Sketch Map of the Persian-Baluchi-Afghan frontiers


THE RAIDERS OF THE SARHAD

[CHAPTER I]
ORDERS FOR THE WEST

I receive my orders—German agents and India—Their routes—A deal in chauffeurs—Concerning an appetite and sausages—Nushliki—The last of civilisation—Further information—Sand-holes and digging—Petrol in the desert.

Towards the end of February, 1916, General Kirkpatrick, Chief of Staff at Delhi, sent for me and gave me orders to take charge of the military operations in South-East Persia.

Although Persia, as a country, was neutral during the War, there is a certain district in the South-East, abutting on to the frontiers of Afghanistan and of Baluchistan, and known as the Sarhad, which is occupied by a number of nomad tribes who claim absolute independence. At this time these tribes were causing considerable embarrassment and difficulty to the Indian Government.

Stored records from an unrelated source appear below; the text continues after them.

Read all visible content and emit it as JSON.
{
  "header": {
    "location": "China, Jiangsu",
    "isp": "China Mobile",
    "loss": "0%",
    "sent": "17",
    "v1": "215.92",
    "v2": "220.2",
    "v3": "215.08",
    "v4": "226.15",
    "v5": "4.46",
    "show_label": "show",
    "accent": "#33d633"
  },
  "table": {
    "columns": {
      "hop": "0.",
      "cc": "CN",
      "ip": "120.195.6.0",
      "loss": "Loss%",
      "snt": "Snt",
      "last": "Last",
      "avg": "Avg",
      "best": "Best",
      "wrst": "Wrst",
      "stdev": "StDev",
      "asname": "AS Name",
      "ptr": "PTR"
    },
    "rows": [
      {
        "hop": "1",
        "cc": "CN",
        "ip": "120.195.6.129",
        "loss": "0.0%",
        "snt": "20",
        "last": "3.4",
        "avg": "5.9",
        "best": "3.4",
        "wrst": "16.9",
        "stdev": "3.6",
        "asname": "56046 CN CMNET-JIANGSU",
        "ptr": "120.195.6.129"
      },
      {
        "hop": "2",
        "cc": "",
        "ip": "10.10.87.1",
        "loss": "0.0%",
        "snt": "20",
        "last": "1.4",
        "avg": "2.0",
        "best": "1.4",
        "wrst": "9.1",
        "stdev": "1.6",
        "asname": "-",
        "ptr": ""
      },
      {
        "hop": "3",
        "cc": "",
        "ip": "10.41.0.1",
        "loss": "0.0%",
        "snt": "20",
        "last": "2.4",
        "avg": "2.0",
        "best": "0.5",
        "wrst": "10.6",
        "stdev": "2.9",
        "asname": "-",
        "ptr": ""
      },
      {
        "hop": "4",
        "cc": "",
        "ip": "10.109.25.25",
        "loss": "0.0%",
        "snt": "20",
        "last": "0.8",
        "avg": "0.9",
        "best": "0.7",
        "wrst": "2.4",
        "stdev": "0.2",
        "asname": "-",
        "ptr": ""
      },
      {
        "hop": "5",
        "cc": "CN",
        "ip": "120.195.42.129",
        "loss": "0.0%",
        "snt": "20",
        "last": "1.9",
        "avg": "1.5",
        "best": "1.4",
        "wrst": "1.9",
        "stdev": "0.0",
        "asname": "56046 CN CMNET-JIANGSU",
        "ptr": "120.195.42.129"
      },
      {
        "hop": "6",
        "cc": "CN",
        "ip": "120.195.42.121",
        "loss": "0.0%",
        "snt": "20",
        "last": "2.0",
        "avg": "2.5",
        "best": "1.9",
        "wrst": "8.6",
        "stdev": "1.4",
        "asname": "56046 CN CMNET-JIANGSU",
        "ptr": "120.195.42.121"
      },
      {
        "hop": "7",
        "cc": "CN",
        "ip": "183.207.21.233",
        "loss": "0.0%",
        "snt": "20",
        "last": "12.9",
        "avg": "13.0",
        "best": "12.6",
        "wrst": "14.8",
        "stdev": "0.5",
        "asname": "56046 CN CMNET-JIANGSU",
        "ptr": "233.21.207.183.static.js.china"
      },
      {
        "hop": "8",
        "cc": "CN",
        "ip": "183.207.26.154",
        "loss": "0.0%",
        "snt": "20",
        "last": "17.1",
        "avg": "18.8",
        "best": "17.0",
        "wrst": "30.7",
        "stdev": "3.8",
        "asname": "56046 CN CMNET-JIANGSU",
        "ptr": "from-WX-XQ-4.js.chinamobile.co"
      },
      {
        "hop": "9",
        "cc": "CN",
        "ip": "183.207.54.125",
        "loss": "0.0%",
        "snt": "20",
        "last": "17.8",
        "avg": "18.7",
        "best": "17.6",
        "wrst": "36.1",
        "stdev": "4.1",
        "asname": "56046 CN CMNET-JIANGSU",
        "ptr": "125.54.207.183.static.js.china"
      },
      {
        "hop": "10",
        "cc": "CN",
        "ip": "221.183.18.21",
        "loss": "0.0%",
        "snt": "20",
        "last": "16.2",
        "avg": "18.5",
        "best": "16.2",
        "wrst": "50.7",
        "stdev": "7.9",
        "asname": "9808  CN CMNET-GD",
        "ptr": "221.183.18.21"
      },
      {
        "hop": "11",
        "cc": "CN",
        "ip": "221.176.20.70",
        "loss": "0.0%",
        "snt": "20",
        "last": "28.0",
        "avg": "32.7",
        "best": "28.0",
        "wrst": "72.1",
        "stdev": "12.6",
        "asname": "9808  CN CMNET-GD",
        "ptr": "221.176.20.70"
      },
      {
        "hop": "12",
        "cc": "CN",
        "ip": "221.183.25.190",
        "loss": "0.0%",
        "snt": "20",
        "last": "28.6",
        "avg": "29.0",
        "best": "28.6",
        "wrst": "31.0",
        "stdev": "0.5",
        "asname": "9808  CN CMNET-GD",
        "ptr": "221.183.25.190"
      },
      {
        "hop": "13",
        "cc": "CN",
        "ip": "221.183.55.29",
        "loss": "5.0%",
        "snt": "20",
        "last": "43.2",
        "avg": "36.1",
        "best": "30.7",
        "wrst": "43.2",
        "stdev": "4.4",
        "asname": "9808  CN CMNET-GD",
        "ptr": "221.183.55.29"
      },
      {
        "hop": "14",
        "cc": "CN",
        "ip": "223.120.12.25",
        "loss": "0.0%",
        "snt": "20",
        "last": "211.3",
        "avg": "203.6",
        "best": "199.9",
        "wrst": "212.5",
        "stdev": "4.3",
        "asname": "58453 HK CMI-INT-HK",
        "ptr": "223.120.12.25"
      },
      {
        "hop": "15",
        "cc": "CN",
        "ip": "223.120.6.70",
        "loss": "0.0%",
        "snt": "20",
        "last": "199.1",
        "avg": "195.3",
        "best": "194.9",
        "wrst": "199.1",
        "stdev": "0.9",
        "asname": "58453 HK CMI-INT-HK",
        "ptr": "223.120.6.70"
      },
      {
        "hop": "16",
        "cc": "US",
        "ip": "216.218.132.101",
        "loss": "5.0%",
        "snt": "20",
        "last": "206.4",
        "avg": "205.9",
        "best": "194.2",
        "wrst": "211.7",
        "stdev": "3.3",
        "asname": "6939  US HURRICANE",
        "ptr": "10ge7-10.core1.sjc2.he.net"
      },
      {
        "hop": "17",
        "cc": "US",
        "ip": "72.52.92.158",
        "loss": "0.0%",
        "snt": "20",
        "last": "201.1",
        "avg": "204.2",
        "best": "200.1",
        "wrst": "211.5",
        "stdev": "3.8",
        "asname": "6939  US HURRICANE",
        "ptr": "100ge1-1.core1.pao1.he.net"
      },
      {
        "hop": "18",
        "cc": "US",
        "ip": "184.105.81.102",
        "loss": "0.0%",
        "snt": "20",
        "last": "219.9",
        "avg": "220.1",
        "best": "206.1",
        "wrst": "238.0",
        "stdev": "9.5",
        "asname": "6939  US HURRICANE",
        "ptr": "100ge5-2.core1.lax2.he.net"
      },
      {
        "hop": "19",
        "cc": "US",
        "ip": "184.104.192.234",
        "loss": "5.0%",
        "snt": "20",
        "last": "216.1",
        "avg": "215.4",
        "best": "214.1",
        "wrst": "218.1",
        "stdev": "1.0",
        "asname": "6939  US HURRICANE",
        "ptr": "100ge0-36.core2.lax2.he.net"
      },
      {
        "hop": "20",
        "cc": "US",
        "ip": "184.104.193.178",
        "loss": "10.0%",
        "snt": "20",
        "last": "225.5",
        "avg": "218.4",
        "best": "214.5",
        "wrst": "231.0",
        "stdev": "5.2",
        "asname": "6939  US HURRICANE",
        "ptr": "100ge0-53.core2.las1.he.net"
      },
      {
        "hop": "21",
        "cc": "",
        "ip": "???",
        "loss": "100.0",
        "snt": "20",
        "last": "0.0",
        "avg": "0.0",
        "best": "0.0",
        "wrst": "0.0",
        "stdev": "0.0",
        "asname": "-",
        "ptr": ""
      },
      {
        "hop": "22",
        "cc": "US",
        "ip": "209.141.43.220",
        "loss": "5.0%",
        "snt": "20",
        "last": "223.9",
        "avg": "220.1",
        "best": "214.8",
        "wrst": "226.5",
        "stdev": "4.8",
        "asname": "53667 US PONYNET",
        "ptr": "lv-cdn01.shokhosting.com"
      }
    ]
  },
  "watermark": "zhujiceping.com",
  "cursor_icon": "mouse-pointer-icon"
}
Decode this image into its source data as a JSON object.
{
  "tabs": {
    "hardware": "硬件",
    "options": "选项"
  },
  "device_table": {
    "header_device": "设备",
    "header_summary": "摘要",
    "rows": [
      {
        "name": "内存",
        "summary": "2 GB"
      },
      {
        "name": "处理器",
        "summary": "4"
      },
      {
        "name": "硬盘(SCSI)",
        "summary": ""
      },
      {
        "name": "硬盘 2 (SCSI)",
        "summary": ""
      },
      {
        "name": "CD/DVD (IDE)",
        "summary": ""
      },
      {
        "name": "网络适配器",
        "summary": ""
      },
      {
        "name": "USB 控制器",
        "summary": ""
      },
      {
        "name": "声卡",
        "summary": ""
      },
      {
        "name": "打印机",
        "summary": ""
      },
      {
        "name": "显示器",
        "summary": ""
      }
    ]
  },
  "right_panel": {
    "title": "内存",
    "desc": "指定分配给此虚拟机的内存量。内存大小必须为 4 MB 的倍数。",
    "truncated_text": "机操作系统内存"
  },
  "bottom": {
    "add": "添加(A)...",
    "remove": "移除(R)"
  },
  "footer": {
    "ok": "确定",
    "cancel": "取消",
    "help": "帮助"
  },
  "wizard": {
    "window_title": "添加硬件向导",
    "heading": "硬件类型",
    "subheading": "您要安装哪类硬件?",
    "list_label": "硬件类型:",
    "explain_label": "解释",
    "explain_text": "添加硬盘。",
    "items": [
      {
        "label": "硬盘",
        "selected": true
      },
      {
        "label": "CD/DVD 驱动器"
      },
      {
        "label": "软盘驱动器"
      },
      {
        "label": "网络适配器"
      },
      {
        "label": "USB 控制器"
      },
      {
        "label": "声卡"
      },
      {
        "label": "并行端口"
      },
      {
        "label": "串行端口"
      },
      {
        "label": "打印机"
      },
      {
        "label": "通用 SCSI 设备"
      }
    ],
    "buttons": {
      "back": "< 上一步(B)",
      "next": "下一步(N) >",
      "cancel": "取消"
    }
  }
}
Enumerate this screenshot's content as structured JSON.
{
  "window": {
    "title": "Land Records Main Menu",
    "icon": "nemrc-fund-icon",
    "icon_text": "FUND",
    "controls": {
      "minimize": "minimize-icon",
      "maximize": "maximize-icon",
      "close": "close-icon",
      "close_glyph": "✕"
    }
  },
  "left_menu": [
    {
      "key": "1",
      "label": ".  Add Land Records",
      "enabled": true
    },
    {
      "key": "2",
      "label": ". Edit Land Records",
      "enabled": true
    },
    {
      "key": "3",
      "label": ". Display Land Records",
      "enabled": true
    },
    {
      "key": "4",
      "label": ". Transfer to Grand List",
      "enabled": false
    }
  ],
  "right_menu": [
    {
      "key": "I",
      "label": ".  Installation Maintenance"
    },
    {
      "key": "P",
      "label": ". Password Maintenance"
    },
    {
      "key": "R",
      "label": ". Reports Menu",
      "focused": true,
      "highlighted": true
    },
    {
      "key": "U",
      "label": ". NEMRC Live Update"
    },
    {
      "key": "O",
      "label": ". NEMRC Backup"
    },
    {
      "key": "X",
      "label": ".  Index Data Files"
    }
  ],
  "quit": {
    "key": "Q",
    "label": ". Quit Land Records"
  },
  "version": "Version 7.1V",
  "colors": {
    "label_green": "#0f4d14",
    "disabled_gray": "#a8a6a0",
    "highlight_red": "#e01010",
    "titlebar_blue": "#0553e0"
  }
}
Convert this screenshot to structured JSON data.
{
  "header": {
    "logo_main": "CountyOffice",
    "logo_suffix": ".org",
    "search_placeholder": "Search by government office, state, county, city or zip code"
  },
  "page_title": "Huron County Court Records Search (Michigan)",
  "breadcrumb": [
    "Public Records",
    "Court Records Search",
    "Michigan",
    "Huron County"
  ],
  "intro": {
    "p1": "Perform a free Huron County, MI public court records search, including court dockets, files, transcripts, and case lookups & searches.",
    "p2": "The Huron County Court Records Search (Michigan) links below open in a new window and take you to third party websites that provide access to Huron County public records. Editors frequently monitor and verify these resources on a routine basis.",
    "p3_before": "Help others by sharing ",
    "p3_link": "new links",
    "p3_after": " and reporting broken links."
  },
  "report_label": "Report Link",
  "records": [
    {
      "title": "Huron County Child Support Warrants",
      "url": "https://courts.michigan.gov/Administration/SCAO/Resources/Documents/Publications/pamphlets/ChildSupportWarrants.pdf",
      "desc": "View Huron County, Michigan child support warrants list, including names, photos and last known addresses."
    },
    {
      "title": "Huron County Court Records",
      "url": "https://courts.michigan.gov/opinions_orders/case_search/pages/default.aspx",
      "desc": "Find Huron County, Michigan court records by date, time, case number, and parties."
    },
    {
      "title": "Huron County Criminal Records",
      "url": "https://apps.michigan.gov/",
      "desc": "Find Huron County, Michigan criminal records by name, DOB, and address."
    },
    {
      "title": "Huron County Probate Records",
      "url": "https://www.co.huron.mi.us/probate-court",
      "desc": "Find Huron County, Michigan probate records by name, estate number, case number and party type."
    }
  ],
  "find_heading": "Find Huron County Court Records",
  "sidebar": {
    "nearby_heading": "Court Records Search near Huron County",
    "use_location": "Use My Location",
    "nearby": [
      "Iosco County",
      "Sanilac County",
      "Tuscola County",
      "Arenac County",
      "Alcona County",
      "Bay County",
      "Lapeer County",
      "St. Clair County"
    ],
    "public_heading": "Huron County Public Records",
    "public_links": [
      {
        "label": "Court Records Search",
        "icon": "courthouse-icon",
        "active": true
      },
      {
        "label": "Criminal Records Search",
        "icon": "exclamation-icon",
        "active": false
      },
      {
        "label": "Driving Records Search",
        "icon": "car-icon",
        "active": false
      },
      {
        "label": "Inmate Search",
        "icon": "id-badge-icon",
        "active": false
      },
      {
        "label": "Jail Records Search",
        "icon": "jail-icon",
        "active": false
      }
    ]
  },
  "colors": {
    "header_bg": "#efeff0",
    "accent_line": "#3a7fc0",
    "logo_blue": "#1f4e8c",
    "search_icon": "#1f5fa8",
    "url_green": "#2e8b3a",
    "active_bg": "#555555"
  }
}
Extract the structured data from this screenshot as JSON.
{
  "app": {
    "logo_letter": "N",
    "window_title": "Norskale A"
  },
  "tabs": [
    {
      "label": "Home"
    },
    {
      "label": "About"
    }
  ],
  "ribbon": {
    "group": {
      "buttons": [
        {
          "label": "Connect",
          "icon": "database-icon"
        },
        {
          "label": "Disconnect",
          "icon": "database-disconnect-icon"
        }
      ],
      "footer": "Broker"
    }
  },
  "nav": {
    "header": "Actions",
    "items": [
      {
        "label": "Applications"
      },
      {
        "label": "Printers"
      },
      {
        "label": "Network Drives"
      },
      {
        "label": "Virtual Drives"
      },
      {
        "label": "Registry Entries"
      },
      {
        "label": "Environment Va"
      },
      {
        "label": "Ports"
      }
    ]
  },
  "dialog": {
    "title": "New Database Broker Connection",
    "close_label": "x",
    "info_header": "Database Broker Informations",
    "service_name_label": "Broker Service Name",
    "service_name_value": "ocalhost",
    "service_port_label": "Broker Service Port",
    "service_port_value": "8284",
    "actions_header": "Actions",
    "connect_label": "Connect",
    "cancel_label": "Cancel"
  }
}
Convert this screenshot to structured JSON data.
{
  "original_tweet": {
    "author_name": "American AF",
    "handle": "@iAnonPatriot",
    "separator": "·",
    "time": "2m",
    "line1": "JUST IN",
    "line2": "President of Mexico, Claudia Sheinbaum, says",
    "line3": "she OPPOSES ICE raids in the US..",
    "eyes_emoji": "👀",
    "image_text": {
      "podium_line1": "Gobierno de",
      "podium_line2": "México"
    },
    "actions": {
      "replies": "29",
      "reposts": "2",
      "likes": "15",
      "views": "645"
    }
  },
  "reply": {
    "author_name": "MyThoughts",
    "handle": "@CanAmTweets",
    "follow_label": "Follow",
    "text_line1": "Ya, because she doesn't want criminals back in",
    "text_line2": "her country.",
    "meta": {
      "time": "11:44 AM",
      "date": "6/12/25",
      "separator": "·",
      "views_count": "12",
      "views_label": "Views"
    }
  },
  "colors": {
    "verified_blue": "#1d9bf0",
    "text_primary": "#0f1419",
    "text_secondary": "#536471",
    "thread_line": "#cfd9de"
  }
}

The Germans and their agents, who were past masters in the art of propaganda, were still endeavouring, as they had done for years before the outbreak of hostilities, to work upon the discontented portion of the Indian population in the hope of rousing them into open rebellion. They believed this to be quite possible, in spite of the magnificent way in which India had offered her resources of men and money to the British Raj, and hoped thereby to handicap us still further in our great struggle in the West.

They were pouring their agents, with their lying propaganda, into India via Persia and Afghanistan. Afghanistan, like Persia, was nominally neutral, but she was breaking her neutrality by many open acts of aggression, and was offering every facility in her power to the German agents in their passage through her territories, and thence into the Punjab.